Hidden Functionality
Many ( But not all ) obfuscators will throw in anti-debugging as mentioned in "Anti Debugging", but the reason anti debugging exists is to hide true functionality. The most common scenario that will occur when debugging this form protection is a program exit. But in extreme cases, malware might switch functionality to look more legitimate than it seems. What this translates to: Malware might swap functionality, or stop execution if it detects a debugger. Some pipelines that malware takes when debugging is detected might be: fake legitimate activity, delay payloads, or environmental-based logic swaps. But obfuscation might also hide functions from the IAT table and create references at runtime, This prevents IAT fingerprinting.
This question heavily depends on a lot of factors: The level of the obfuscator, the publicity of it, the depth of the obfuscator, and many more. The best and simplest way to analyze obfuscated malware is runtime analysis, Using websites such as VirusTotal ( Not recommended, there are way better options that provide more detailed reports ), Any.Run, Triage, or hybrid analysis to name a few. This is the best option for implementing YARA Rules to prevent any spread temporarily ( Assuming that the infected system was properly quarantined and a fragile fix was needed until proper investigation was done ). Any YARA rules should be targeting: In-memory decoded configuration data, shellcode stubs or unpacking loops, abnormal PE sections mapped at runtime, and API hashing routines. YARA is a stopgap, not a solution if you're planning on writing YARA rules never (yes, there are some EXTREMELY rare edge cases) do the following: write rules on packed sections, hash the file, overfit strings.

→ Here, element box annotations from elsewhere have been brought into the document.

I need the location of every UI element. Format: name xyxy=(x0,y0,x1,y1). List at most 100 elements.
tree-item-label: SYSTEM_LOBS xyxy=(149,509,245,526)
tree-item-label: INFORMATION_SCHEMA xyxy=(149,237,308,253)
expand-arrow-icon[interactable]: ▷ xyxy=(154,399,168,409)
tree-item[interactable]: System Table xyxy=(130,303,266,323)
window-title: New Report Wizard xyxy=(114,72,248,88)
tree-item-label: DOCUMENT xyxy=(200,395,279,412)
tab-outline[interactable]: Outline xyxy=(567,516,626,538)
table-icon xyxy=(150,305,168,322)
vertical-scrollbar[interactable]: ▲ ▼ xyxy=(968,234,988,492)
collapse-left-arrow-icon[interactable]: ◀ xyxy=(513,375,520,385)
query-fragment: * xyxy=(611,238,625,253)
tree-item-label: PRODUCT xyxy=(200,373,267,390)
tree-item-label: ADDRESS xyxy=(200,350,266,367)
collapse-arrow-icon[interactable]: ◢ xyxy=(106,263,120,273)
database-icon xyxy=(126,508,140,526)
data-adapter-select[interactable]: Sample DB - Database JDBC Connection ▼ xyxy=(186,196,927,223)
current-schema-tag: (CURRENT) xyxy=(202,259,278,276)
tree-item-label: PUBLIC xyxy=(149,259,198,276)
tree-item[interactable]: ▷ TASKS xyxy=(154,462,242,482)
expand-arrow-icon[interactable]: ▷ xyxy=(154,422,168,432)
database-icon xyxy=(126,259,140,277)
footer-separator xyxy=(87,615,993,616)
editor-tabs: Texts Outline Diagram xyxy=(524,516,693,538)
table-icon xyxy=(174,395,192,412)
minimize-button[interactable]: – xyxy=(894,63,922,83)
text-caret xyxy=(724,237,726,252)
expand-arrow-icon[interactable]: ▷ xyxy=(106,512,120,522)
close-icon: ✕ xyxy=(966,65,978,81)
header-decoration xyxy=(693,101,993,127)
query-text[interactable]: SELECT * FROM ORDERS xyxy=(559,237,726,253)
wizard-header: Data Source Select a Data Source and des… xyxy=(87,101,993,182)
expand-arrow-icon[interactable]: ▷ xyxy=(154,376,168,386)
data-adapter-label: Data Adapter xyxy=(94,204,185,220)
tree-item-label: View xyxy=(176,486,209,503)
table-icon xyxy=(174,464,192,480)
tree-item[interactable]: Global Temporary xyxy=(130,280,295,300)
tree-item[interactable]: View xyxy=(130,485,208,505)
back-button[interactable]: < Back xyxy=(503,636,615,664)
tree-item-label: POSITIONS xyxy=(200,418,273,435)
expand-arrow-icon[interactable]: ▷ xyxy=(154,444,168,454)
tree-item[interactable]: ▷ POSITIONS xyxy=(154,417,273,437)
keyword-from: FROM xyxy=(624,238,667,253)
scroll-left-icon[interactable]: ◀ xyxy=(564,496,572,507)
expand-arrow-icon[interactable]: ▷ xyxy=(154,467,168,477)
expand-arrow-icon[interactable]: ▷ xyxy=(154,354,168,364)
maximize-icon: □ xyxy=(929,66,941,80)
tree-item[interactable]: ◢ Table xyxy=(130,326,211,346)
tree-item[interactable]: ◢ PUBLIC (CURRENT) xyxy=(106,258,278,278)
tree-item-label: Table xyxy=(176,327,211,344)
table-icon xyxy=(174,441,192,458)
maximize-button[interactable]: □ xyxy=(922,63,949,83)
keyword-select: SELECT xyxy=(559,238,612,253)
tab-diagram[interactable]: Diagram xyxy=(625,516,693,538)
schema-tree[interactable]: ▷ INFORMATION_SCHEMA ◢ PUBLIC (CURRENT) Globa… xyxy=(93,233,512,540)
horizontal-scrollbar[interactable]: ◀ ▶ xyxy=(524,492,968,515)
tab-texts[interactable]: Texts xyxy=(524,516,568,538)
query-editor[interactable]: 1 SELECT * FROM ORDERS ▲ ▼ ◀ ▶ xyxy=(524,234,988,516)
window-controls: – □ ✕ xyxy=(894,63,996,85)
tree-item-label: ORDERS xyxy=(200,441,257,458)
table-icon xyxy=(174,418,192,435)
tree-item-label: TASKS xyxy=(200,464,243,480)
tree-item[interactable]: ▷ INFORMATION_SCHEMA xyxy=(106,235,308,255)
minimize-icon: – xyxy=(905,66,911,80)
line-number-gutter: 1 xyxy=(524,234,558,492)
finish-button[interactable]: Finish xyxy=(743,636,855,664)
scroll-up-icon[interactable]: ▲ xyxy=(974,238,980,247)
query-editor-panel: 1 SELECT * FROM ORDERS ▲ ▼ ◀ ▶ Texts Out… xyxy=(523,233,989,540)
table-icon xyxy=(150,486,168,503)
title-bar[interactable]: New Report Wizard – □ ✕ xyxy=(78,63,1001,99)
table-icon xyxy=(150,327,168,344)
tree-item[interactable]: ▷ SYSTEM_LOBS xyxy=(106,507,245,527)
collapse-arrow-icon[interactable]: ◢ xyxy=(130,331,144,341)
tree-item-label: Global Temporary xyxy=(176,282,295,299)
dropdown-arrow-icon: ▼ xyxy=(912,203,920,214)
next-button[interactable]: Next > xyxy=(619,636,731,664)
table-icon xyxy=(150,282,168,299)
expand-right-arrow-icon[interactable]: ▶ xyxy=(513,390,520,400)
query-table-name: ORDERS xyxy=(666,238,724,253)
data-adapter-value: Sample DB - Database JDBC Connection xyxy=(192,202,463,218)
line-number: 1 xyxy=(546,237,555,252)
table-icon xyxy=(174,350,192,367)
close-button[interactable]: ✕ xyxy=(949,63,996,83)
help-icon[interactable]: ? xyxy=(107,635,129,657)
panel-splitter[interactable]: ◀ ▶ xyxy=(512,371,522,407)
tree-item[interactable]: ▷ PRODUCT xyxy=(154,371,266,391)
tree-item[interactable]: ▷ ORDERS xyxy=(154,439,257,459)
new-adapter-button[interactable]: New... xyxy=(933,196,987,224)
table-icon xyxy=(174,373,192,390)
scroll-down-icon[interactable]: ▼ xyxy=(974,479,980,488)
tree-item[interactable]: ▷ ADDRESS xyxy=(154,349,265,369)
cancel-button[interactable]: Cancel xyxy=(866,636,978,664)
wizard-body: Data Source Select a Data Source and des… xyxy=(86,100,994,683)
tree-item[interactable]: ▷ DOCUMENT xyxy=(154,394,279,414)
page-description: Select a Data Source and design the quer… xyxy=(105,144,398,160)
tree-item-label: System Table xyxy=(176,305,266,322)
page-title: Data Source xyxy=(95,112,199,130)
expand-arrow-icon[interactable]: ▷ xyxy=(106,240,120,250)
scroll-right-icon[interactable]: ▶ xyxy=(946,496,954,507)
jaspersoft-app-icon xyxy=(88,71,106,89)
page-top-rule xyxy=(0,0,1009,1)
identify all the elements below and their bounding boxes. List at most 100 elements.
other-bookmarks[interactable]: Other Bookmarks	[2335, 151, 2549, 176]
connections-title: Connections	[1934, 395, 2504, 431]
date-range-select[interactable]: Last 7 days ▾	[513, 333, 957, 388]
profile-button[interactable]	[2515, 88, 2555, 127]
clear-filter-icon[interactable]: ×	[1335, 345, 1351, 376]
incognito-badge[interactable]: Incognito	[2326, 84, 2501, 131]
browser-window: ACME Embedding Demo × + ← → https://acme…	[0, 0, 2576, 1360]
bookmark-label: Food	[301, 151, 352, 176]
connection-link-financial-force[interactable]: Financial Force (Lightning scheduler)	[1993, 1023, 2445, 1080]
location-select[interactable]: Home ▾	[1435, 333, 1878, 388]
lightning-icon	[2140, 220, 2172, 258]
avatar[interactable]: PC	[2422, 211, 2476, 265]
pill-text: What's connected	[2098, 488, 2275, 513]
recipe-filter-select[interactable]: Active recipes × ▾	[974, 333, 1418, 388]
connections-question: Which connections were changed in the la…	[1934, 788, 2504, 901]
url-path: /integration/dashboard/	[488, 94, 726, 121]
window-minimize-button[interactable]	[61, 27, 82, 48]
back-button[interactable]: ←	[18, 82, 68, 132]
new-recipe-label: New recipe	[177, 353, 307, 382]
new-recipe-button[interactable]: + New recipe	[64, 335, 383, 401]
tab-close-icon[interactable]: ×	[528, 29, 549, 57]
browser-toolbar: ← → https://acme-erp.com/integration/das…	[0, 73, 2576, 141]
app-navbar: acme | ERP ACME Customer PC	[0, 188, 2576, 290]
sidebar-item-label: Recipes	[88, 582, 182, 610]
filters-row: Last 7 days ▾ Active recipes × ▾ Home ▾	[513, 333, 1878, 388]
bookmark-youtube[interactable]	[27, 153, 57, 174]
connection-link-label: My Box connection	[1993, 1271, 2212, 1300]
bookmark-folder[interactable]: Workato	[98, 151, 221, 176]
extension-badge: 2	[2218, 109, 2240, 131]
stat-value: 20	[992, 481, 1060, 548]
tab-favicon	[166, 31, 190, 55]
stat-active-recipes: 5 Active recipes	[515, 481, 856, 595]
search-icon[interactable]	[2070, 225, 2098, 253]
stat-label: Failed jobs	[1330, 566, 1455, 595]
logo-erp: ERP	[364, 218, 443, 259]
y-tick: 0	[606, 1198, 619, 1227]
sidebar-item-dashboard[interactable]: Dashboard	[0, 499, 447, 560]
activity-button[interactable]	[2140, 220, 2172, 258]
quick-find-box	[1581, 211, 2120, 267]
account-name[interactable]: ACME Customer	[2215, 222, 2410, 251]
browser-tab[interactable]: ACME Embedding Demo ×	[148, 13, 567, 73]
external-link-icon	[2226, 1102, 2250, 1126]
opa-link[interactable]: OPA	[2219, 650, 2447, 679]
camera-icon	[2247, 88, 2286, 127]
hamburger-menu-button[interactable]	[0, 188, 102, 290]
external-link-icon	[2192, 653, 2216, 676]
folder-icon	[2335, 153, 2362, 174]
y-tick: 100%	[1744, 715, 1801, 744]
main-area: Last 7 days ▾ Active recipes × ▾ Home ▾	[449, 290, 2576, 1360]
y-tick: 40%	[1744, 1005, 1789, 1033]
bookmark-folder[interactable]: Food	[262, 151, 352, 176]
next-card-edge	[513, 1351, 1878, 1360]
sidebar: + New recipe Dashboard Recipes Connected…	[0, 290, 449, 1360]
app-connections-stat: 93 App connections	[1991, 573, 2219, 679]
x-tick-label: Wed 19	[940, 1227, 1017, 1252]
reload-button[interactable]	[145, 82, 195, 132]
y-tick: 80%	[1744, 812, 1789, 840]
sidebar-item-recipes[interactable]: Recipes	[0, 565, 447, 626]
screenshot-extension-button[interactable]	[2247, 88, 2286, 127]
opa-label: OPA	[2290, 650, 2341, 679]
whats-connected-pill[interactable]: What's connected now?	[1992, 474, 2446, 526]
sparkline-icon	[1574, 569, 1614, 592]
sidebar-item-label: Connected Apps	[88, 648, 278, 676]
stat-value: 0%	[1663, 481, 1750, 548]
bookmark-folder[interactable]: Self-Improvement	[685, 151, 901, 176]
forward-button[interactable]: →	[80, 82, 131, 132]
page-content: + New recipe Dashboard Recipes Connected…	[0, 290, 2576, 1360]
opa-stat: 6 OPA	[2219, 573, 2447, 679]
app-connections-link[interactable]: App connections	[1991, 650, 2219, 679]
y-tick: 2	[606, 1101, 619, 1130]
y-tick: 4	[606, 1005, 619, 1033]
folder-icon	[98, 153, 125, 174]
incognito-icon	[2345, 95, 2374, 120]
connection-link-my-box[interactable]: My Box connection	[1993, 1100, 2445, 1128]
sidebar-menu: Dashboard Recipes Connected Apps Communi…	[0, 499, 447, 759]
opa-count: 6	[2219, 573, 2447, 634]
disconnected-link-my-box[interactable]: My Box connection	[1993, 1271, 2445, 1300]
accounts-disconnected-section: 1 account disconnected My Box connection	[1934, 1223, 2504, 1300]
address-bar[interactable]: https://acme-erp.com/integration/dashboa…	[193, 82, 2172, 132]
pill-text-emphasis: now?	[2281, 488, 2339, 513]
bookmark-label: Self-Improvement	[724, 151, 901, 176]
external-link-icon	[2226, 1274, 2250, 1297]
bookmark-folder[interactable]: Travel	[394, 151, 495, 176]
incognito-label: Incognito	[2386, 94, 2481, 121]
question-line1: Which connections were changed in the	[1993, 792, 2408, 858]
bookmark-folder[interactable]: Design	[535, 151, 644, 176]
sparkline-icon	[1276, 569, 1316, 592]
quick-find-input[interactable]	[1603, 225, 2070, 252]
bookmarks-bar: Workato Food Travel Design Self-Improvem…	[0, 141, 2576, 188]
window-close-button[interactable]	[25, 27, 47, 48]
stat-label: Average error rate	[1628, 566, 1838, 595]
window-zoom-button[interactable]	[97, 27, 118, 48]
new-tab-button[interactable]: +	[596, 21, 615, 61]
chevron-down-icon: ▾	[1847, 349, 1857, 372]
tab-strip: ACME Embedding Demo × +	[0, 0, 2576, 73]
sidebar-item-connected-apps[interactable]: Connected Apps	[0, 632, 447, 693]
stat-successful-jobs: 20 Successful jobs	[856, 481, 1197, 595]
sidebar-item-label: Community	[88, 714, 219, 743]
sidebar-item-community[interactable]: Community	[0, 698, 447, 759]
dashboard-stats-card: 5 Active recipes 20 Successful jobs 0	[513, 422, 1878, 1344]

Obfuscation protects implementation details, not attacker intent. Defensive strategies should focus on intent-bearing artifacts. To prevent different strains of obfuscated malware, target the weakest link. No matter the protection on the binary ALL malware have these common weak links:
Nearly all malware (excluding wipers and one-shot payloads) need persistence in order to maintain control over the system. Using the analysis results from earlier, identify and remove the persistence mechanism of the malware. The malware can be adding/modifying the registry, making scheduled tasks, dropping a payload into an autorun folder, but persistence = control.
Whether it's usermode malware using pipenames to communicate with drivers or send data back to its C2 server, Most malware needs to communicate. In a majority of cases, these communication methods are static or hardcoded. Adding rules to detect these static names or ips could be a decent solution for one specific strain. But analyzing the structure of the messages and scanning for consistencies across content, or destination is more effective. Even when endpoints rotate, protocol structure and message intent often remain consistent.
A lot of malware strains just leave mutex names inside of memory, this is extremely easy to detect and often times static. This is mostly seen in low‑sophistication malware, but when present, mutexes provide extremely high‑confidence detection with minimal cost.
I'm well aware the amount of times I've stated "This breaks static signature scanning" but the earliest signs of obfuscation are still linked to the PE headers. A common similarity across a vast majority of obfuscated malware is that they contain a PE header section with an unusual name and a high entropy. High entropy in a PE section (~8) is unusual compared to typical programs (3–6). Alone, it isn’t proof of obfuscation, but when combined with short/unusual section names or runtime anomalies, it’s a strong signal. Signature detection via PE headers is very very possible and the best project I've seen implement this is Detect It Easy.